Just like a project plan a DMP undergoes a reviewing process. Often, however, researchers share their draft version and questions with research support staff and data stewards (see the results of this survey by OpenAIRE and the FAIR Data Expert Group). About twenty data stewards shared their review and pre-view experiences in a lively session at the Technical University Delft on May 24th. During the day the organisers and speakers highlighted various aspects of data stewardship with a welcome focus on practice situations, especially in the break-out sessions. (When the presentations are available we will add a link to this blog post.)

In the session called “Why is this a good Data Management Plan?” Marjan Grootveld (DANS, OpenAIRE) and Ellen Leenarts (DANS, EOSC-hub) presented text samples taken from DMPs. By raising their hands – or not! – and subsequent discussion the participants gave their view on the quality of the sample DMP texts. For instance, the majority gave a thumbs-up for “A brief description of each dataset is provided in table 2, including the data source, file formats and estimated volume to plan for storage and sharing”. In contrast, the quote “Both the collected and the generated data, anonymised or fictional, are not envisioned to be made openly accessible.” drew a good laugh and the thumbs went down. Similarly, the information that the length of time for which the data will remain re-usable “may vary for the type of data and <is> difficult to specify at this stage of the project” was found not acceptable; the plan should a least explain why it is difficult, and how and when the project team nevertheless will provide a specific answer. And is it really more difficult than for other projects, whose DMPs do provide this information?

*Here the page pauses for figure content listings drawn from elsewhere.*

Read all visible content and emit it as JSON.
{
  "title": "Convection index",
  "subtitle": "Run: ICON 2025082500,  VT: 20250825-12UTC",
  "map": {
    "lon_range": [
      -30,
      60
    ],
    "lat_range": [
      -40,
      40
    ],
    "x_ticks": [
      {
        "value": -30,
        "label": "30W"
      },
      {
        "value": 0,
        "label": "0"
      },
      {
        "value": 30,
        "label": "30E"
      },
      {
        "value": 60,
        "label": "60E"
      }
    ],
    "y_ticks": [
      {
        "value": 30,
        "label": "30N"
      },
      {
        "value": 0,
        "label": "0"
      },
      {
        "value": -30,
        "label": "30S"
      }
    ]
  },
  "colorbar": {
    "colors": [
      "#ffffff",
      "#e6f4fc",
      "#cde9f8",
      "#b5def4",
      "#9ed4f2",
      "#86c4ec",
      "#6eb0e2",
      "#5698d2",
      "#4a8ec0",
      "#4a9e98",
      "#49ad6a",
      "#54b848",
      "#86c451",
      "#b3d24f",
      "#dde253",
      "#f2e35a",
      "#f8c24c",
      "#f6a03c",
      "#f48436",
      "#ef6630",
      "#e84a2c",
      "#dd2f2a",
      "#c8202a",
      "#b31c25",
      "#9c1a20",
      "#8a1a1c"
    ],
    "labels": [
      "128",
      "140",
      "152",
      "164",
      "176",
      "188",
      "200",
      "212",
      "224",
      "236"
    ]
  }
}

Although it can be hard to be specific in the first version of a DMP, it’s essential to demonstrate that you know what Data Management is about, and that you will deliver FAIR and maximally Open data. Does the DMP, for instance, tell what kind of metadata and documentation will be shared to provide the necessary context for others to interpret the data correctly? Does it distinguish between storing the data during the project and sustainably archiving them afterwards? (Yes, we had a sample text neatly describing the file formats during the data processing stage versus the file formats for sharing and preservation.)

There was consensus in the group on the quality of most of the quotes. Where opinions differed, this had mainly to do with the fact that the quotes were brief and therefore open to more lenient or more picky interpretation. In other cases, a sample text had both positive and negative aspects. For instance, “The source code will be released under an open source licensing scheme, whenever IPR of the partners is not infringed.” was found rather hedging (“whenever”) and unspecific (which licensing scheme?), but the plan to make also source code available is good; too often this seems to be forgotten, when the notion of “data” is understood in a limited way.

The session participants agreed that a plan with many phrases like “where suitable/ where appropriate/ should/ possibly” is too vague and doesn’t inspire much trust. On the other hand, information on who is responsible for particular data management activities is valuable, and so is planning like “The work package leaders will evaluate and update the DMP at least in months 12, 24 and 36”. Reviewers prefer explicit information and commitment to good intentions – which may be something to keep in mind for your “Open A-Team“.